We monitored the job in grafana/prometheus and experienced that the more logs it produce, the more mem it consumer. Also in execution logs I saw the logs were queued to send to prefect server. Another experience we made was increase job polling interval makes mem leak speed slower.
Finally, it is just Python with multithread, and it may mess up easily with wrong setup. One thing I noticed is previously, this job also messed up losing context when be passed to threadpool executor. Glad that the community fixed it in v1.1.0
@Anna_Geller: > Glad that the community fixed it in v1.1.0
does it mean that upgrading your Server and flows will fix the issue for you?
> it is the service we want to run everyday in some time range.
when you submit your trades, do you think it must be a long-running service? I could easily imagine having it implemented as parametrized flow and to coordinate multiple trades, you could build it as a flow with multiple tasks or even a flow of flows, each flow for a specific market/sector/trade type submission. This way, you could actually have way more visibility than running it as a long-running
KubernetesPodJob. Not something you could change immediately, but worth thinking about
@Chu_Lục_Ninh: > does it mean that upgrading your Server and flows will fix the issue for you?
v1.1.0 only fixed losing thread context. The memory leak problem still persist in master branch.
> I could easily imagine having it implemented as parametrized flow and to coordinate multiple trades
This is not our purpose. We run the service that receives market feed from the exchange from 9AM to 3PM everyday. After that range of time, the exchange close the connection so we have to gracefully shutdown our service and open it back tomorrow.
@Anna_Geller: I understand the restrictions of the exchange opening and closing at specific times, but you didn’t persuade me that it requires a persistent service - do you have some sort of a while loop there that grabs time-series data starting from 9 AM, loads it to some time-series database or dumps to a file and keeps continuing until the exchange closes?
I’m asking because I had to deal with a similar use case related to energy trading
@Chu_Lục_Ninh: The exchange continuously sends market feed data to us from 9AM to 3PM. We then broadcast the data to our clients. The service must be persistence because the exchange push message to us via TCP, and we broadcast the message right away when we receive it to maintain low-latency data stream.
@Anna_Geller: for a persistent service, Prefect 1.0 with Kubernetes tasks is not really meant for this.

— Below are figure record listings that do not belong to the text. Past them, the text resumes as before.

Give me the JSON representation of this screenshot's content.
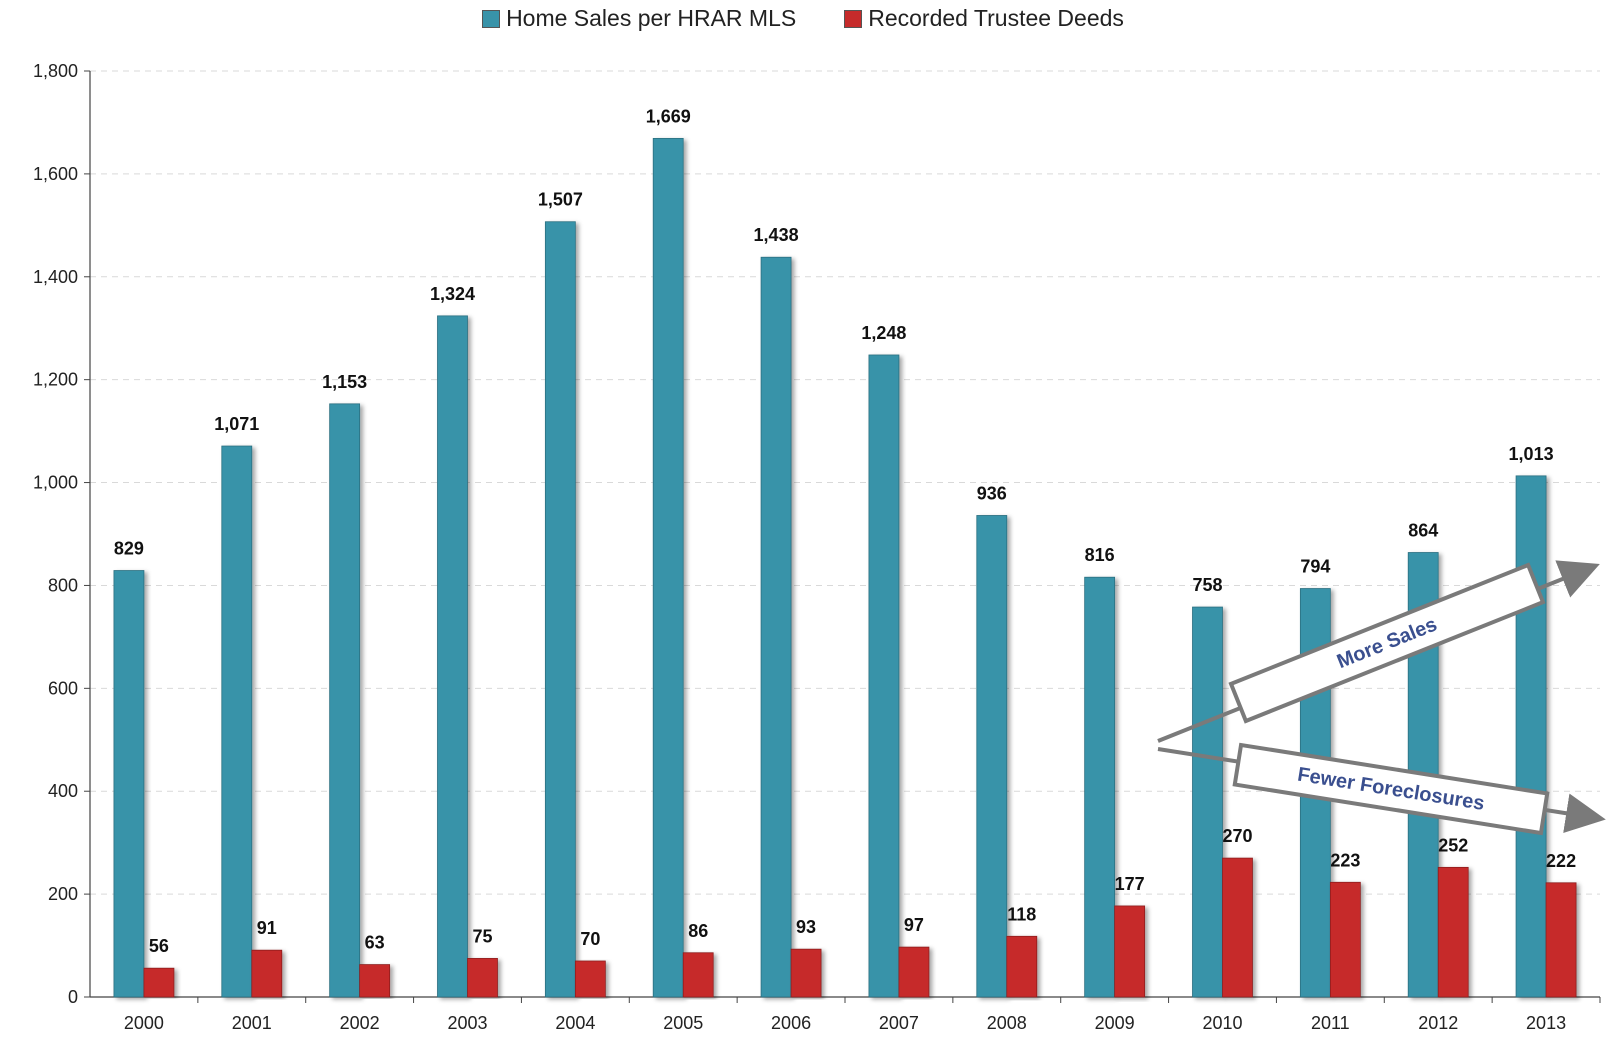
{
  "legend": {
    "sales_label": "Home Sales per HRAR MLS",
    "deeds_label": "Recorded Trustee Deeds"
  },
  "colors": {
    "sales": "#3893a9",
    "deeds": "#c62b2b",
    "arrow": "#7a7a7a",
    "annotation_text": "#3a4f8f"
  },
  "annotations": {
    "up_label": "More Sales",
    "down_label": "Fewer Foreclosures"
  },
  "chart_data": {
    "type": "bar",
    "categories": [
      "2000",
      "2001",
      "2002",
      "2003",
      "2004",
      "2005",
      "2006",
      "2007",
      "2008",
      "2009",
      "2010",
      "2011",
      "2012",
      "2013"
    ],
    "series": [
      {
        "name": "Home Sales per HRAR MLS",
        "values": [
          829,
          1071,
          1153,
          1324,
          1507,
          1669,
          1438,
          1248,
          936,
          816,
          758,
          794,
          864,
          1013
        ]
      },
      {
        "name": "Recorded Trustee Deeds",
        "values": [
          56,
          91,
          63,
          75,
          70,
          86,
          93,
          97,
          118,
          177,
          270,
          223,
          252,
          222
        ]
      }
    ],
    "data_labels": {
      "sales": [
        "829",
        "1,071",
        "1,153",
        "1,324",
        "1,507",
        "1,669",
        "1,438",
        "1,248",
        "936",
        "816",
        "758",
        "794",
        "864",
        "1,013"
      ],
      "deeds": [
        "56",
        "91",
        "63",
        "75",
        "70",
        "86",
        "93",
        "97",
        "118",
        "177",
        "270",
        "223",
        "252",
        "222"
      ]
    },
    "ylim": [
      0,
      1800
    ],
    "yticks": [
      0,
      200,
      400,
      600,
      800,
      1000,
      1200,
      1400,
      1600,
      1800
    ],
    "ytick_labels": [
      "0",
      "200",
      "400",
      "600",
      "800",
      "1,000",
      "1,200",
      "1,400",
      "1,600",
      "1,800"
    ],
    "grid": true,
    "legend_position": "top-center"
  }
}
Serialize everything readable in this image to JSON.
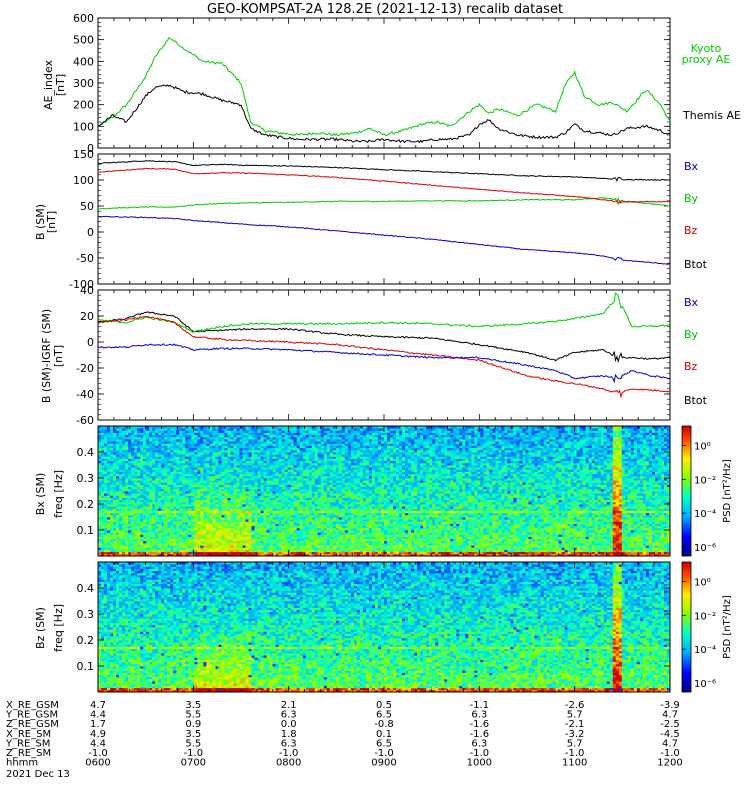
{
  "title": "GEO-KOMPSAT-2A 128.2E (2021-12-13) recalib dataset",
  "colors": {
    "black": "#000000",
    "green": "#00cc00",
    "red": "#dd0000",
    "blue": "#0000cc",
    "label_blue": "#0000aa",
    "label_red": "#cc0000",
    "label_green": "#00bb00"
  },
  "time_axis": {
    "ticks": [
      "0600",
      "0700",
      "0800",
      "0900",
      "1000",
      "1100",
      "1200"
    ]
  },
  "panels": [
    {
      "id": "ae",
      "ylabel": "AE_index",
      "unit": "[nT]",
      "yticks": [
        "0",
        "100",
        "200",
        "300",
        "400",
        "500",
        "600"
      ],
      "legend": [
        {
          "label": "Kyoto",
          "color": "#00cc00"
        },
        {
          "label": "proxy AE",
          "color": "#00cc00"
        },
        {
          "label": "Themis AE",
          "color": "#000000"
        }
      ]
    },
    {
      "id": "bsm",
      "ylabel": "B (SM)",
      "unit": "[nT]",
      "yticks": [
        "-100",
        "-50",
        "0",
        "50",
        "100",
        "150"
      ],
      "legend": [
        {
          "label": "Bx",
          "color": "#0000aa"
        },
        {
          "label": "By",
          "color": "#00bb00"
        },
        {
          "label": "Bz",
          "color": "#cc0000"
        },
        {
          "label": "Btot",
          "color": "#000000"
        }
      ]
    },
    {
      "id": "bigrf",
      "ylabel": "B (SM)-IGRF (SM)",
      "unit": "[nT]",
      "yticks": [
        "-60",
        "-40",
        "-20",
        "0",
        "20",
        "40"
      ],
      "legend": [
        {
          "label": "Bx",
          "color": "#0000aa"
        },
        {
          "label": "By",
          "color": "#00bb00"
        },
        {
          "label": "Bz",
          "color": "#cc0000"
        },
        {
          "label": "Btot",
          "color": "#000000"
        }
      ]
    },
    {
      "id": "bxspec",
      "ylabel_top": "Bx (SM)",
      "ylabel": "freq",
      "unit": "[Hz]",
      "yticks": [
        "0.1",
        "0.2",
        "0.3",
        "0.4"
      ],
      "cbar_label": "PSD [nT²/Hz]",
      "cbar_ticks": [
        "10⁰",
        "10⁻²",
        "10⁻⁴",
        "10⁻⁶"
      ]
    },
    {
      "id": "bzspec",
      "ylabel_top": "Bz (SM)",
      "ylabel": "freq",
      "unit": "[Hz]",
      "yticks": [
        "0.1",
        "0.2",
        "0.3",
        "0.4"
      ],
      "cbar_label": "PSD [nT²/Hz]",
      "cbar_ticks": [
        "10⁰",
        "10⁻²",
        "10⁻⁴",
        "10⁻⁶"
      ]
    }
  ],
  "ephemeris": {
    "rows": [
      {
        "label": "X_RE_GSM",
        "values": [
          "4.7",
          "3.5",
          "2.1",
          "0.5",
          "-1.1",
          "-2.6",
          "-3.9"
        ]
      },
      {
        "label": "Y_RE_GSM",
        "values": [
          "4.4",
          "5.5",
          "6.3",
          "6.5",
          "6.3",
          "5.7",
          "4.7"
        ]
      },
      {
        "label": "Z_RE_GSM",
        "values": [
          "1.7",
          "0.9",
          "0.0",
          "-0.8",
          "-1.6",
          "-2.1",
          "-2.5"
        ]
      },
      {
        "label": "X_RE_SM",
        "values": [
          "4.9",
          "3.5",
          "1.8",
          "0.1",
          "-1.6",
          "-3.2",
          "-4.5"
        ]
      },
      {
        "label": "Y_RE_SM",
        "values": [
          "4.4",
          "5.5",
          "6.3",
          "6.5",
          "6.3",
          "5.7",
          "4.7"
        ]
      },
      {
        "label": "Z_RE_SM",
        "values": [
          "-1.0",
          "-1.0",
          "-1.0",
          "-1.0",
          "-1.0",
          "-1.0",
          "-1.0"
        ]
      },
      {
        "label": "hhmm",
        "values": [
          "0600",
          "0700",
          "0800",
          "0900",
          "1000",
          "1100",
          "1200"
        ]
      }
    ],
    "date": "2021 Dec 13"
  },
  "chart_data": [
    {
      "type": "line",
      "title": "GEO-KOMPSAT-2A 128.2E (2021-12-13) recalib dataset",
      "ylabel": "AE_index [nT]",
      "x_unit": "UT hhmm",
      "xlim": [
        "0600",
        "1200"
      ],
      "ylim": [
        0,
        600
      ],
      "series": [
        {
          "name": "Kyoto proxy AE",
          "x": [
            6.0,
            6.15,
            6.3,
            6.5,
            6.6,
            6.75,
            6.9,
            7.1,
            7.3,
            7.5,
            7.6,
            7.75,
            7.9,
            8.1,
            8.3,
            8.5,
            8.7,
            8.85,
            9.0,
            9.2,
            9.4,
            9.55,
            9.7,
            9.9,
            10.0,
            10.1,
            10.2,
            10.4,
            10.6,
            10.8,
            10.9,
            11.0,
            11.1,
            11.25,
            11.4,
            11.55,
            11.75,
            11.9,
            12.0
          ],
          "values": [
            100,
            140,
            200,
            330,
            420,
            510,
            460,
            400,
            390,
            300,
            120,
            80,
            70,
            60,
            70,
            60,
            70,
            90,
            60,
            80,
            110,
            120,
            100,
            170,
            200,
            160,
            180,
            150,
            200,
            170,
            290,
            350,
            240,
            200,
            210,
            170,
            270,
            200,
            120
          ]
        },
        {
          "name": "Themis AE",
          "x": [
            6.0,
            6.15,
            6.3,
            6.5,
            6.6,
            6.75,
            6.9,
            7.1,
            7.3,
            7.5,
            7.6,
            7.75,
            7.9,
            8.1,
            8.3,
            8.5,
            8.7,
            8.85,
            9.0,
            9.2,
            9.4,
            9.55,
            9.7,
            9.9,
            10.0,
            10.1,
            10.2,
            10.4,
            10.6,
            10.8,
            10.9,
            11.0,
            11.1,
            11.25,
            11.4,
            11.55,
            11.75,
            11.9,
            12.0
          ],
          "values": [
            100,
            150,
            120,
            240,
            280,
            290,
            260,
            250,
            220,
            200,
            90,
            60,
            50,
            40,
            40,
            40,
            30,
            30,
            40,
            30,
            30,
            40,
            40,
            60,
            110,
            130,
            90,
            60,
            50,
            50,
            70,
            110,
            80,
            70,
            60,
            90,
            100,
            80,
            60
          ]
        }
      ]
    },
    {
      "type": "line",
      "ylabel": "B (SM) [nT]",
      "x_unit": "UT hhmm",
      "xlim": [
        "0600",
        "1200"
      ],
      "ylim": [
        -100,
        150
      ],
      "series": [
        {
          "name": "Btot",
          "x": [
            6.0,
            6.5,
            6.8,
            7.0,
            7.3,
            7.6,
            8.0,
            8.5,
            9.0,
            9.5,
            10.0,
            10.5,
            11.0,
            11.3,
            11.5,
            12.0
          ],
          "values": [
            132,
            137,
            135,
            128,
            130,
            128,
            127,
            124,
            120,
            116,
            112,
            108,
            106,
            103,
            101,
            100
          ]
        },
        {
          "name": "By",
          "x": [
            6.0,
            6.5,
            6.8,
            7.0,
            7.3,
            7.6,
            8.0,
            8.5,
            9.0,
            9.5,
            10.0,
            10.5,
            11.0,
            11.3,
            11.5,
            12.0
          ],
          "values": [
            45,
            48,
            48,
            52,
            55,
            56,
            57,
            59,
            59,
            60,
            60,
            62,
            62,
            66,
            60,
            50
          ]
        },
        {
          "name": "Bz",
          "x": [
            6.0,
            6.5,
            6.8,
            7.0,
            7.3,
            7.6,
            8.0,
            8.5,
            9.0,
            9.5,
            10.0,
            10.5,
            11.0,
            11.3,
            11.5,
            12.0
          ],
          "values": [
            115,
            122,
            121,
            112,
            114,
            113,
            110,
            105,
            98,
            90,
            82,
            75,
            68,
            62,
            58,
            58
          ]
        },
        {
          "name": "Bx",
          "x": [
            6.0,
            6.5,
            6.8,
            7.0,
            7.3,
            7.6,
            8.0,
            8.5,
            9.0,
            9.5,
            10.0,
            10.5,
            11.0,
            11.3,
            11.5,
            12.0
          ],
          "values": [
            30,
            28,
            26,
            22,
            18,
            14,
            10,
            2,
            -6,
            -14,
            -24,
            -34,
            -40,
            -46,
            -54,
            -62
          ]
        }
      ]
    },
    {
      "type": "line",
      "ylabel": "B (SM)-IGRF (SM) [nT]",
      "x_unit": "UT hhmm",
      "xlim": [
        "0600",
        "1200"
      ],
      "ylim": [
        -60,
        40
      ],
      "series": [
        {
          "name": "Btot",
          "x": [
            6.0,
            6.3,
            6.5,
            6.8,
            7.0,
            7.3,
            7.6,
            8.0,
            8.5,
            9.0,
            9.5,
            10.0,
            10.5,
            10.8,
            11.0,
            11.3,
            11.45,
            11.6,
            11.8,
            12.0
          ],
          "values": [
            15,
            18,
            23,
            20,
            8,
            9,
            10,
            10,
            6,
            4,
            3,
            -2,
            -8,
            -14,
            -8,
            -6,
            -12,
            -12,
            -13,
            -12
          ]
        },
        {
          "name": "By",
          "x": [
            6.0,
            6.3,
            6.5,
            6.8,
            7.0,
            7.3,
            7.6,
            8.0,
            8.5,
            9.0,
            9.5,
            10.0,
            10.5,
            10.8,
            11.0,
            11.3,
            11.45,
            11.6,
            11.8,
            12.0
          ],
          "values": [
            17,
            15,
            19,
            15,
            8,
            12,
            14,
            14,
            14,
            15,
            14,
            12,
            14,
            16,
            18,
            22,
            35,
            12,
            12,
            13
          ]
        },
        {
          "name": "Bz",
          "x": [
            6.0,
            6.3,
            6.5,
            6.8,
            7.0,
            7.3,
            7.6,
            8.0,
            8.5,
            9.0,
            9.5,
            10.0,
            10.5,
            10.8,
            11.0,
            11.3,
            11.45,
            11.6,
            11.8,
            12.0
          ],
          "values": [
            15,
            17,
            20,
            15,
            4,
            2,
            1,
            0,
            -2,
            -6,
            -10,
            -14,
            -26,
            -30,
            -32,
            -36,
            -40,
            -36,
            -37,
            -38
          ]
        },
        {
          "name": "Bx",
          "x": [
            6.0,
            6.3,
            6.5,
            6.8,
            7.0,
            7.3,
            7.6,
            8.0,
            8.5,
            9.0,
            9.5,
            10.0,
            10.5,
            10.8,
            11.0,
            11.3,
            11.45,
            11.6,
            11.8,
            12.0
          ],
          "values": [
            -4,
            -4,
            -2,
            -2,
            -6,
            -5,
            -5,
            -6,
            -8,
            -10,
            -12,
            -12,
            -18,
            -22,
            -28,
            -26,
            -28,
            -22,
            -26,
            -28
          ]
        }
      ]
    },
    {
      "type": "heatmap",
      "title": "Bx (SM)",
      "ylabel": "freq [Hz]",
      "ylim": [
        0,
        0.5
      ],
      "colorbar": "PSD [nT²/Hz]",
      "crange_log10": [
        -6,
        1
      ],
      "features": [
        {
          "desc": "enhanced power",
          "x_start": 7.0,
          "x_end": 7.6,
          "freq_max": 0.32
        },
        {
          "desc": "broadband burst",
          "x_start": 11.4,
          "x_end": 11.5,
          "freq_max": 0.5
        }
      ]
    },
    {
      "type": "heatmap",
      "title": "Bz (SM)",
      "ylabel": "freq [Hz]",
      "ylim": [
        0,
        0.5
      ],
      "colorbar": "PSD [nT²/Hz]",
      "crange_log10": [
        -6,
        1
      ],
      "features": [
        {
          "desc": "enhanced power",
          "x_start": 7.0,
          "x_end": 7.6,
          "freq_max": 0.25
        },
        {
          "desc": "broadband burst",
          "x_start": 11.4,
          "x_end": 11.5,
          "freq_max": 0.5
        }
      ]
    }
  ]
}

Prefect 2.0 would be more helpful since you could have a persistent service running flow runs, even every 1-2 seconds if needed, in some sort of while loop, and every run would be trackable from the UI, giving you visibility and all Prefect features such as retries, within that persistent service. Or you could schedule your deployments every 10 seconds to achieve near real-time processing of those messages
@Chu_Lục_Ninh: Thanks, I definitly will try Orion. That version is still in our testing phase while we figuring out how to migrate v1 flow to v2. Most of the reason is the lack of task library, we are re-writing some library target v2 and may contribute back to the community.